A country. At the end of the Third Council, the theras Sona and Uttara visited this country in order to convert it to Buddhism. At that time a female deity of the sea was in the habit of eating every heir born to the king. The arrival of the theras coincided with the birth of a prince. At first the people thought that the monks were the friends of the demon, but later the monks, being told the story, drove away the demon by their iddhi power and erected a bulwark round the country by reciting the Brahmajála Sutta. Sixty thousand people embraced the new faith, while three thousand five hundred young men and fifteen hundred girls of noble family entered the Order. Thenceforth all princes born into the royal family were called Sonuttara (Mhv.xii.6, 44f.; Dpv.viii.12; Sp.i.64).
There seems to have been regular trade between Bharukaccha and Suvannabhúmi (See, e.g., J.iii.188), and also between the latter and Benares (Molini), (J.iv.15), Mithilá (J.vi.34), Sávatthi (PvA.47), and Pátaliputta (PvA.271).
The distance between Ceylon and Suvannabhúmi was seven hundred leagues, and, with a favourable wind, could be covered in seven days and nights (AA.i.265).
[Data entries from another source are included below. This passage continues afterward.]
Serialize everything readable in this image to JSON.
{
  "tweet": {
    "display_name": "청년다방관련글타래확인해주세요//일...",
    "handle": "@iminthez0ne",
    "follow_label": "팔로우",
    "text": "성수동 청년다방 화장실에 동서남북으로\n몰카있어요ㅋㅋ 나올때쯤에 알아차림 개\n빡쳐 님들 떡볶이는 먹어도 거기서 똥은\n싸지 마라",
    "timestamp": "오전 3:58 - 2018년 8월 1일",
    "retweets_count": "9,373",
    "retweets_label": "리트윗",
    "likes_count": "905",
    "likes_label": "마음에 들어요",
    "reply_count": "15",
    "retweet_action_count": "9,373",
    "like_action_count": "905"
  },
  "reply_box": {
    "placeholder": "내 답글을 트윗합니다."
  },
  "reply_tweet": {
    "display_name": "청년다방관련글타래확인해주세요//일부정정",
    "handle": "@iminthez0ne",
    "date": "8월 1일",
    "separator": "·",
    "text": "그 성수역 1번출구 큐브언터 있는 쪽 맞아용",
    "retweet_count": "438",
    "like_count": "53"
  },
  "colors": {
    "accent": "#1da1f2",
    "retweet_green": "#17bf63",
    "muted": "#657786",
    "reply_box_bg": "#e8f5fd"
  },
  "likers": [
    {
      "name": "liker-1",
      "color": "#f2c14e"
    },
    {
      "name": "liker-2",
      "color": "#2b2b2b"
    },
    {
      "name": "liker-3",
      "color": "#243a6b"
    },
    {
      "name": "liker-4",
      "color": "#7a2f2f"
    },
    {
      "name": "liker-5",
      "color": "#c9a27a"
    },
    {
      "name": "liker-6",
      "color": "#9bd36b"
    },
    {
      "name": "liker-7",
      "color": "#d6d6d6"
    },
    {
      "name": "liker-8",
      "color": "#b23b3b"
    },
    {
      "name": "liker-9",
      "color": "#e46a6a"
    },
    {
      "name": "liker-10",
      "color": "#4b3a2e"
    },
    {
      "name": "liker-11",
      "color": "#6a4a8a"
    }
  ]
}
Suvannabhúmi is generally identified with Lower Burma, probably the Pagan and Moulmein districts. It probably included the coast from Rangoon to Singapore. The chief place in Suvannabhúmi was Sudhammanagara - i.e., Thaton - at the mouth of the Sittaung River (See Sás. Introd., p.4, and n.3). Fleet suggests (J.R.A.S.1910, p.428), however, that it might be the district in Bengal called by Hiouen Thsang "Ka-lo-na-su-fa-la-na" (Karnasuvarna), or else the country along the river Son in Central India, a tributary of the Ganges, on the right bank of the river which is also called Hiranyaváha. The probability is that there were two Places of the same name, one originally in India itself and the other in Further India. of. Sunáparanta.